Museu Nacional de Arte Antiga

Lisboa · Lisboa

Museu Nacional de Arte Antiga

MuseumXVIIPalace Architecture
Rua das Janelas Verdes, 1249-017 Lisboa4.6 Rating · 7,47090 min

High on Rua das Janelas Verdes, the National Museum of Ancient Art is one of those places where Portugal seems to tell its own story with unusual clarity. Opened in 1884, to give a home to many works that came from convents and monasteries after the extinction of the religious orders, it was installed in the former Palace of the Counts of Alvor and became the country’s great house of ancient art. Its collection crosses centuries and geographies, from painting to goldsmithing, from sculpture to works from Europe, Africa and the East, yet some encounters ask for real pause: the Panels of Saint Vincent, the Belém Monstrance, the Namban screens. During a visit, it is also worth slowing down in the garden facing the Tagus, where the city seems to breathe differently. Between palace, collection and horizon, the museum leaves a rare impression: that history, when well kept, remains alive.

Why it matters

The National Museum of Ancient Art was created in 1884 and installed in the Palácio Alvor, an aristocratic residence built in the late seventeenth century beside the Convent of Santo Alberto. The institution began as the Royal Museum of Fine Arts and Archaeology, at a time when the State was seeking to gather, study and display works coming from suppressed convents, palaces and other public collections. In 1891, the incorporation of the former Convent of the Albertas made it possible to enlarge the available space and respond to the growing size of the holdings. After the proclamation of the Republic, José de Figueiredo reorganised the collections and, in 1911, the division of the former national museum fixed here the core of ancient art, while works produced after 1850 were transferred to the future Chiado Museum. Over the twentieth century, purchases, donations and new incorporations consolidated a collection of more than 40,000 items and some of the most emblematic works of Portuguese and European artistic heritage, making this museum a central reference in the cultural life of Lisbon and of the country.

Architecture and history

Architecturally, the complex stands out because it brings together three different bodies that now function as a single museum. On the left stretches the Palácio Alvor, with its long symmetrical façade, discreet pilasters and regular windows that preserve the noble scale of the former aristocratic residence. At the northern end stands the former church of the Convent of Santo Alberto, known as the Albertas Chapel, marked by a Mannerist portal, a convent inscription and a religious memory that remains strongly present. On the western side rises the large annex completed in 1939 and inaugurated in 1940, with its frontal staircase, neo-Baroque façade and monumental entrance crowned by the museum inscription. Inside, circulation is organised across several floors devoted to Portuguese and European painting, sculpture, drawing, goldsmith’s work, ceramics, jewellery, furniture and arts linked to Portuguese expansion.
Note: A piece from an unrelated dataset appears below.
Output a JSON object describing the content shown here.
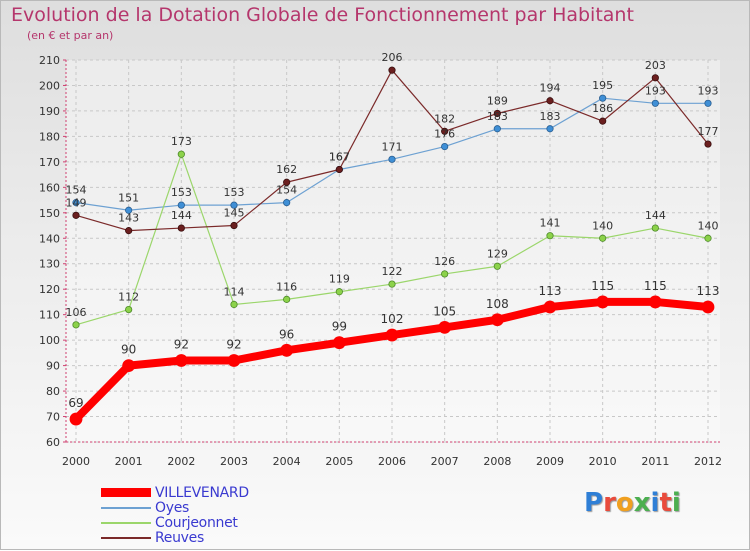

This layered composition, joining palace, chapel and twentieth-century museum building, helps explain why the MNAA is both a museum of collections and an architectural place with a strong urban identity above the Janelas Verdes area.

More context

During a visit, it is worth beginning with the Panels of Saint Vincent by Nuno Gonçalves, because they are among the most decisive images in fifteenth-century Portuguese painting and one of the museum’s great icons. The route can then open onto European painting, where The Temptations of Saint Anthony by Bosch, Saint Jerome by Dürer, and works by masters such as Memling, Raphael and Cranach stand out. In the decorative arts collections, the Belém Monstrance and the Namban Screens show particularly well how the museum connects artistic creation, devotion, the circulation of objects and contacts between Portugal, Africa and the East. The rooms devoted to furniture, ceramics and jewellery also deserve attention, because they show that the idea of ancient art here goes far beyond painting. Finally, pay attention to the architecture of the route itself: the solemn entrance of the annex, the presence of the Albertas Chapel and the dialogue between the different parts of the building remind visitors that this is a museum for seeing works, but also for understanding the material history of Lisbon.